Adopt predictive analytics for risk evaluation
Big data, predictive analytics, and machine learning algorithms are a trio of technologies that can increase credit scoring accuracy and precision. The most recent generation of algorithms can sift through massive amounts of data to uncover hidden patterns and create very accurate predictions about how a customer’s attributes influence their capacity to repay their loan on time.
In a matter of minutes, such sophisticated algorithms can crunch forecasts and offer results to your team. Alternatively, they can approve all borrowers who meet the given criteria automatically. In any situation, you have a very realistic picture of prospective hazards on which to take action.
Automated and real-time loan underwriting
Underwriters can save time by automating the process of drawing conclusions and suggesting the best loan conditions. This improves your ability to make real-time judgments and appeal to price-conscious customers looking for the greatest bargain (without magnifying the risk of a default).
Furthermore, computerized loan underwriting can result in:
- Compliance obligations to be implemented in a unified manner.
- Improved auditing and consistent loan results
- Reduced volume of obligatory manual reviews leads to increased team productivity.

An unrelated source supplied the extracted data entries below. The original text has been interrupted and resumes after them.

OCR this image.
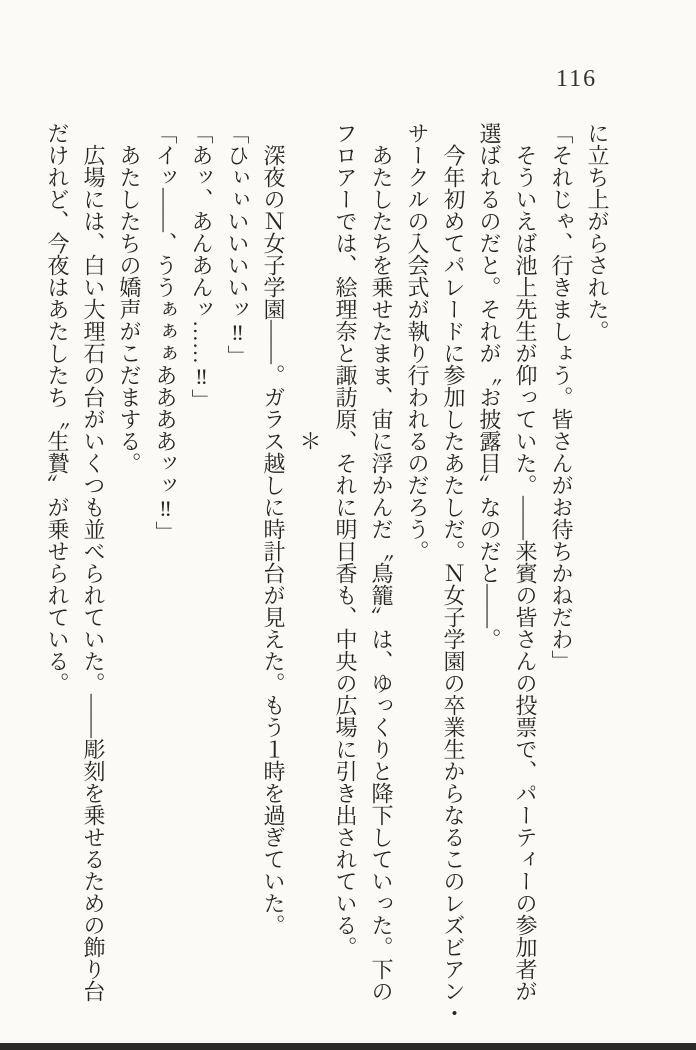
116

に立ち上がらされた。

「それじゃ、行きましょう。皆さんがお待ちかねだわ」

そういえば池上先生が仰っていた。――来賓の皆さんの投票で、パーティーの参加者が

選ばれるのだと。それが〝お披露目〟なのだと――。

今年初めてパレードに参加したあたしだ。Ｎ女子学園の卒業生からなるこのレズビアン・

サークルの入会式が執り行われるのだろう。

あたしたちを乗せたまま、宙に浮かんだ〝鳥籠〟は、ゆっくりと降下していった。下の

フロアーでは、絵理奈と諏訪原、それに明日香も、中央の広場に引き出されている。

＊

深夜のＮ女子学園――。ガラス越しに時計台が見えた。もう１時を過ぎていた。

「ひぃぃいいいいッ‼」

「あッ、あんあんッ……‼」

「イッ――、ううぁぁぁああああッッ‼」

あたしたちの嬌声がこだまする。

広場には、白い大理石の台がいくつも並べられていた。――彫刻を乗せるための飾り台

だけれど、今夜はあたしたち〝生贄〟が乗せられている。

Built-in loan origination system analytics can also assist your company in identifying decisions that increase credit risks and, as a result, boost portfolio yields by delivering the best rates at the best times.
Instant loan approvals and disbursement
Finally, you can set up an online system for borrowers to approve loans. To confirm customer identities and automatically save document copies in your systems, you can use e-signature software or biometrics.
For smaller personal loans, you should additionally enable same-day or next-day account funding. In a tailored communication, set the timetable expectations for increasing amounts of funding.
Deploy Early Warning System (EWS) post disbursement
Post disbursement, banks need to have a reliable solution to keep a track of all the loans and identify irregularities to take immediate action. EWS by Pirimid looks for 300+ data points on a real-time basis to alert lenders if there is a reasonable probability of the borrower defaulting next EMI.
Lending operations can be digitized and automated to bring you closer to your consumers. Your institution may gain new business despite financial constraints by playing the role of an eager, flexible, and data-driven assistant, methodically rebuilding its portfolio one digitally verified borrower at a time.